ME: "Good morning…" (the last word was probably muffled by me trying to grab my bags and hi-tail it outta there before any more uncomfortableness ensued.

HER: "How about that rain? You going to work today, Shannon? You never dress in sneakers for work!"

So not only is she calling me by the wrong name, she's calling me out for dressing comfy on a rainy day?

ME: "Yep. Headed to work. Gotta go! See ya!"

So…was I supposed to correct her on my name? Now that I didn't, when it happens again, do I correct her then and have her wonder how long she's been calling me by the wrong name?"

Tuesday, April 29, 2014

Actual conversation with my grandmother.

My grandmother is a 93-year old sassy pants.

She has lived alone for 32 years, ever since my grandfather passed away. She's super social, and loves going out (she's just a few decades late for the Facebook craze).

I called her today to invite her over on Saturday.

ME: "Hi Gram! I was calling to see if you wanted to come over on Saturday to eat."

GRAM: "Oh? What's the occasion?"

ME: "It's the Kentucky Derby!" 
Mind you, I'm not sure my grandmother even knows what the Kentucky Derby is.

GRAM: "There's no other reason?"

Apparently Gram thinks we have an ulterior motive.

ME: "We're going to watch the Kentucky Derby and then eat. You know, the horse race?"

GRAM: "Oh. How long is it?"

What, does Gram have a date?

ME: "It's like two minutes."

GRAM: (laughs a little) "Really?"

ME: "No, seriously. It's two minutes long. Then it's over."

GRAM: "Okay then. I wouldn't come if it was a long drawn out thing..."

This is my 40.

Two weeks ago, I turned 40.

The big 4-0.
35 +5.
A new decade.

It didn't bother me at all. Which is probably because I love birthdays so much. (Well, I love MY birthday, not birthdays in general. Except maybe Rob's, since I make such a big deal about it. But my birthday? LOVE my birthday.)

So I was so pre-occupied with Birthday Spectacular Weekend (BSW for short), people's incredulous faces when I told them I was turning 40, and telling myself that I was still 29, that I didn't have time to even think about it.

Funny thing about age, though. While you may feel and possibly look younger than you truly are, your body is pretty damn accurate with its calculations.

And my body isn't quiet with its assessments.

So I listened to what my body was saying.

And this is my 40:

Reading glasses.

Because while I may be dressed like I'm 32, with 34-year-old-looking hair and a 38-year-old husband, when we're sitting in a restaurant, I'm trying to keep a shred of dignity holding a menu at arm's length like I'm 80.

(When did they start using such small and illegible fonts on menus?)

But I embraced my near-blindness and the idea of reading glasses because, hey, something new to shop for! I set off to find the lowest possible magnification for reading glasses (.75) without much luck. But I found those beauties above in +1.00 and I'm quite happy. In fact, this old lady doesn't look half bad in glasses.

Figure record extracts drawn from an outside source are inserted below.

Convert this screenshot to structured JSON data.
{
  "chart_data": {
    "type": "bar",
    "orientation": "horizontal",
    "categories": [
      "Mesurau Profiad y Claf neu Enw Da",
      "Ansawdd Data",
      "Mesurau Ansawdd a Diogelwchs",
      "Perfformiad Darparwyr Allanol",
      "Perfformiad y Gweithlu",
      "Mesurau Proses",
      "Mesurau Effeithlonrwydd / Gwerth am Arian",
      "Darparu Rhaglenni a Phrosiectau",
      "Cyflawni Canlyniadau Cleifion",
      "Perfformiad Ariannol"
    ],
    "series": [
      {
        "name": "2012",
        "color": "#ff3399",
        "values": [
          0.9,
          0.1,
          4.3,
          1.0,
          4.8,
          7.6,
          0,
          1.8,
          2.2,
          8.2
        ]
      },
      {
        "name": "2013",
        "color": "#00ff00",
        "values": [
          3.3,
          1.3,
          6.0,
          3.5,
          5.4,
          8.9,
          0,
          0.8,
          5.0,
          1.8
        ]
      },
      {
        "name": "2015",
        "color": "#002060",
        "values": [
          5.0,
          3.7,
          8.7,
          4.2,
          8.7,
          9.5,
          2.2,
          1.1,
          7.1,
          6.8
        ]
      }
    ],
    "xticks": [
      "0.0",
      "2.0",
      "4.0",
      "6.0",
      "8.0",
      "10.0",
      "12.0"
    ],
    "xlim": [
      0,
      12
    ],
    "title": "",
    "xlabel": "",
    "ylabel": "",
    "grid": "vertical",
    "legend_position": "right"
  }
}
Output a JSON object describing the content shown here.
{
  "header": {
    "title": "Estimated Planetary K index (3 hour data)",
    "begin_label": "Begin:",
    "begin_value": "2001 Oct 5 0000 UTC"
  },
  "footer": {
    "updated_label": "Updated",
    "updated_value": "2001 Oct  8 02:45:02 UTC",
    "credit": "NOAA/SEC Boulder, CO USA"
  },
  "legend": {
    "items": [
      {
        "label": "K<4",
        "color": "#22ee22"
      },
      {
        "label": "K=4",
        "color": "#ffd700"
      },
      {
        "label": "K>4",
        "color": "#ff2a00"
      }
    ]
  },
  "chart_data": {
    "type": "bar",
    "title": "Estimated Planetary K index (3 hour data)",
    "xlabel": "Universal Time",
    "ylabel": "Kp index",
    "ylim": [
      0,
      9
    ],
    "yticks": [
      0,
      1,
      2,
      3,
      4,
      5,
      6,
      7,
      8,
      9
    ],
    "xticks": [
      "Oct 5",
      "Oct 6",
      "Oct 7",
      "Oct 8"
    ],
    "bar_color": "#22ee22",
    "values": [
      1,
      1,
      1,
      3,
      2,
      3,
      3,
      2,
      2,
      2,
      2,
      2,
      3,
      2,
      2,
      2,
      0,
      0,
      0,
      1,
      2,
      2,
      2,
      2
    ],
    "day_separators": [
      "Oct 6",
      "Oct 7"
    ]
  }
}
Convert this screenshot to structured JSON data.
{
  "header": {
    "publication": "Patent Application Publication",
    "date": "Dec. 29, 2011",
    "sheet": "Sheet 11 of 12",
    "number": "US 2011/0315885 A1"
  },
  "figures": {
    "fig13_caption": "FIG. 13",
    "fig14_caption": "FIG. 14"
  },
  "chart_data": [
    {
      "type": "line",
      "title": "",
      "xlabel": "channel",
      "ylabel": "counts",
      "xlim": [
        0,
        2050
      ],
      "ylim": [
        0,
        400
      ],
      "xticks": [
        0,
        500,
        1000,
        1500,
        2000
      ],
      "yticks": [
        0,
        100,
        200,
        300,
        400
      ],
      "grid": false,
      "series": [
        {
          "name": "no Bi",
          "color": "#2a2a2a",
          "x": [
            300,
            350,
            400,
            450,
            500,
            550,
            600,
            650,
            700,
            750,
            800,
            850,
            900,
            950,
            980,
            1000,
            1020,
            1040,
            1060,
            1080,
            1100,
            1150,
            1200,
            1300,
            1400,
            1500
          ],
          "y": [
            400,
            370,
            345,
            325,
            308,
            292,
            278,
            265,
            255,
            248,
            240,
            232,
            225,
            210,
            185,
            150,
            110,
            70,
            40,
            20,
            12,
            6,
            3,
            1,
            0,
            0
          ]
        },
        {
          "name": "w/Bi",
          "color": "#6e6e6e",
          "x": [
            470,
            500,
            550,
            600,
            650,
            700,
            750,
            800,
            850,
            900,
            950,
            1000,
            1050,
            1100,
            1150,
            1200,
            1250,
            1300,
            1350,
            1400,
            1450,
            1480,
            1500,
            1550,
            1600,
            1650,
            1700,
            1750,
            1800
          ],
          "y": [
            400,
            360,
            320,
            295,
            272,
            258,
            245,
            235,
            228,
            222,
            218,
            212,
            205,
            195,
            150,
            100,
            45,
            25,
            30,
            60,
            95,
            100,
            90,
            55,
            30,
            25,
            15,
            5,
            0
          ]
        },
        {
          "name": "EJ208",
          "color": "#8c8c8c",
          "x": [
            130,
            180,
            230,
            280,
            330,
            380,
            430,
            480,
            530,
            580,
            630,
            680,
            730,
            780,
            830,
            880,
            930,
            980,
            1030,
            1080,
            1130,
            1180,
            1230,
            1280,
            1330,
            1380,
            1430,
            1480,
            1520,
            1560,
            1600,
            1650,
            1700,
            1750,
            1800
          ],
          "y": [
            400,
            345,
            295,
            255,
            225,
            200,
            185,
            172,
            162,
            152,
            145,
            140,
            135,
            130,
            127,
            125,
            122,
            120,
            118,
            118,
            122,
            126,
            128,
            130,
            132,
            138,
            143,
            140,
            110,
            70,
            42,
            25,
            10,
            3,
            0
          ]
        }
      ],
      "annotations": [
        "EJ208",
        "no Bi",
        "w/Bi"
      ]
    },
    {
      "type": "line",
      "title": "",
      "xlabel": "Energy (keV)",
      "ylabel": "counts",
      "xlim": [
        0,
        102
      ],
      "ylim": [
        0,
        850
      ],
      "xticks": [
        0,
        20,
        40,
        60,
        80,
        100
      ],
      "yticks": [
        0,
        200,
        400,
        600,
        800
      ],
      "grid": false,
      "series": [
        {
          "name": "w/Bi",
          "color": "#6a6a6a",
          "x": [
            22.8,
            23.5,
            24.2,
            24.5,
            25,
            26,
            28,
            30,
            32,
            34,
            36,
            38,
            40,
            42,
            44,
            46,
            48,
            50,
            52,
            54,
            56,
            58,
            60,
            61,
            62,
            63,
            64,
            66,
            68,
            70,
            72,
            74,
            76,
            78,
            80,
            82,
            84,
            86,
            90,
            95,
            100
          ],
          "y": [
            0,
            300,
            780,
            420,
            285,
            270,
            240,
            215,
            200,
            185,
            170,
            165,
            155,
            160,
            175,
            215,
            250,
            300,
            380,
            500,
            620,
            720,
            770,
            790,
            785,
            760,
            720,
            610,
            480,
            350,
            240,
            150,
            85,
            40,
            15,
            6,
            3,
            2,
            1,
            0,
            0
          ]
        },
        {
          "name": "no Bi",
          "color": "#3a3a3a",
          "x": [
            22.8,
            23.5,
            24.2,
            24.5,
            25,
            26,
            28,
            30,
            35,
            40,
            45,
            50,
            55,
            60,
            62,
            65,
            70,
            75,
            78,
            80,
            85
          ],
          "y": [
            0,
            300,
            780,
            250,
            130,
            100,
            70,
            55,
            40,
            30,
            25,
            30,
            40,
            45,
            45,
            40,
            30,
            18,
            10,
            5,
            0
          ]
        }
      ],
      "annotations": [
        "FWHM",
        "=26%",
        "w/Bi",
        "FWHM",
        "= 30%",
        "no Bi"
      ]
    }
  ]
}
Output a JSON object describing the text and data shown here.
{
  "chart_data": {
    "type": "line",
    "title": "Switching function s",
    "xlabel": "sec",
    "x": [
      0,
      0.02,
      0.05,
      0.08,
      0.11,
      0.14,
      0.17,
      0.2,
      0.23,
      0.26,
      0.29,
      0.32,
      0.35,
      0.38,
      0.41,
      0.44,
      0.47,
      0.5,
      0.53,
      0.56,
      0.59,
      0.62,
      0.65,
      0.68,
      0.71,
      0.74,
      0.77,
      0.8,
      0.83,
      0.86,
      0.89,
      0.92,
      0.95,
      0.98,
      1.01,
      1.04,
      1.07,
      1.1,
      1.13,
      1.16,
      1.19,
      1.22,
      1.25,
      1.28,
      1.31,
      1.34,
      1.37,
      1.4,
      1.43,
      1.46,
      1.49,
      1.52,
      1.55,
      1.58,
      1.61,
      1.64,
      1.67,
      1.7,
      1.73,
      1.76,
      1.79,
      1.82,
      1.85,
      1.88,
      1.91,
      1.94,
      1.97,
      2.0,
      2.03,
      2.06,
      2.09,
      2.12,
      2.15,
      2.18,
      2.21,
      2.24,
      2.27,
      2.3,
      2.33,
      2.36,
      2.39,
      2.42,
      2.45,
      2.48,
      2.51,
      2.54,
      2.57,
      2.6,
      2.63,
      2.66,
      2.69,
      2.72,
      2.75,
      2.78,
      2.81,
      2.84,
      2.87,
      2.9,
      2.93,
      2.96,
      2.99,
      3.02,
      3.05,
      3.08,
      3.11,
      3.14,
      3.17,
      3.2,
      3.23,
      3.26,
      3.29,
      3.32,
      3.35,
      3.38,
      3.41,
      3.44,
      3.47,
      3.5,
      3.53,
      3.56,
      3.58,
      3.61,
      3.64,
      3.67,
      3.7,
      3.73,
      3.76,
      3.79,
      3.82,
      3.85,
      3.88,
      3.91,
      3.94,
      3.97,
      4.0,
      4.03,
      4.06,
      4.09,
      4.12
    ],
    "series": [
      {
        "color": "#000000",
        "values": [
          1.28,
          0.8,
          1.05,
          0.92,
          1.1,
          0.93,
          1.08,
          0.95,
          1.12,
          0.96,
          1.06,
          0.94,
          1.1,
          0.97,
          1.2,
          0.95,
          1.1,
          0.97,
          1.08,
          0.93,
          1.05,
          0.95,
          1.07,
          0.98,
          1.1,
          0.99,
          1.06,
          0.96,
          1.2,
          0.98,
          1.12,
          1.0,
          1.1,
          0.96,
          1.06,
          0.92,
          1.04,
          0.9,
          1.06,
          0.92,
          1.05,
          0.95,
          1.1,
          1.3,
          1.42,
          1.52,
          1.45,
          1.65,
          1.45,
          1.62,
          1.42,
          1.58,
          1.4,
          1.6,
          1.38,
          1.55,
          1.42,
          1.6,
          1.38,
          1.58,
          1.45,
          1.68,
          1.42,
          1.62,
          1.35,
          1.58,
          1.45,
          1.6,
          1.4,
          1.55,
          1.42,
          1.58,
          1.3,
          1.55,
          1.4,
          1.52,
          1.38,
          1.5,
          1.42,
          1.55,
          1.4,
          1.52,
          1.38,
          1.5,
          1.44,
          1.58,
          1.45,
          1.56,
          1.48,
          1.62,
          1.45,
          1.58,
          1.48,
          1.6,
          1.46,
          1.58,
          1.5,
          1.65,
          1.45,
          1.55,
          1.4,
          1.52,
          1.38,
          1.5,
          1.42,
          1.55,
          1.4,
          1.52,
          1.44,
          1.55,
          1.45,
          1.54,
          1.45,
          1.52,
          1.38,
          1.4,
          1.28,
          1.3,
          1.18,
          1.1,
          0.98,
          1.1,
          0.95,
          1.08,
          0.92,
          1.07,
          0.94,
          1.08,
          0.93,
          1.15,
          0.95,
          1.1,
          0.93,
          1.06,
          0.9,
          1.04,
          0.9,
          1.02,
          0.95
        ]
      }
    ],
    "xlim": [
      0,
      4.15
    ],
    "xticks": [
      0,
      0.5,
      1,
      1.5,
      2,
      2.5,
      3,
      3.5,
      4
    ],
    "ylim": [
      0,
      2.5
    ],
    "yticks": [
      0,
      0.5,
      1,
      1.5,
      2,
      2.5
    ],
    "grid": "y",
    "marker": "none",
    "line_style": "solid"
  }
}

Now, if I could only remember to use them, I'll be all set.

(But they don't fit well in my little going-out clutches, so...)

Thursday, April 24, 2014

is this thing on?


I've been saying for a million years that I wanted to write a novel.

And while this is by no means a novel, it's words on (electronic) paper, so I'm considering it a start.

What will you find here?

Oh, a smattering of things. Anything from pictures of Vito the Wonder Dog, to ridiculous antics from my (semi-crazy) life, to thoughts on how if people could stop being assholes this world just might be a better place.

But before we go further into this relationship, I feel you need to know a few things:

1. I can multi-task like no one's business 
(My husband marvels at how I can hold a conversation with him, be emailing and IMing at the same time, while there's a pot of soup on the stove and a load of laundry in the wash.)

2. Fries + blue cheese dressing = OMG 
(that is all)

3. Chances are, I am correcting your grammar/language/spelling
(sorry...occupational hazard)

4. I get hangry
(we can avoid this with #2 above)

5. I'm a morning person
(chipper at 5am, that's me!)

And now that the awkwardness of first post syndrome is over, we can really get down to business.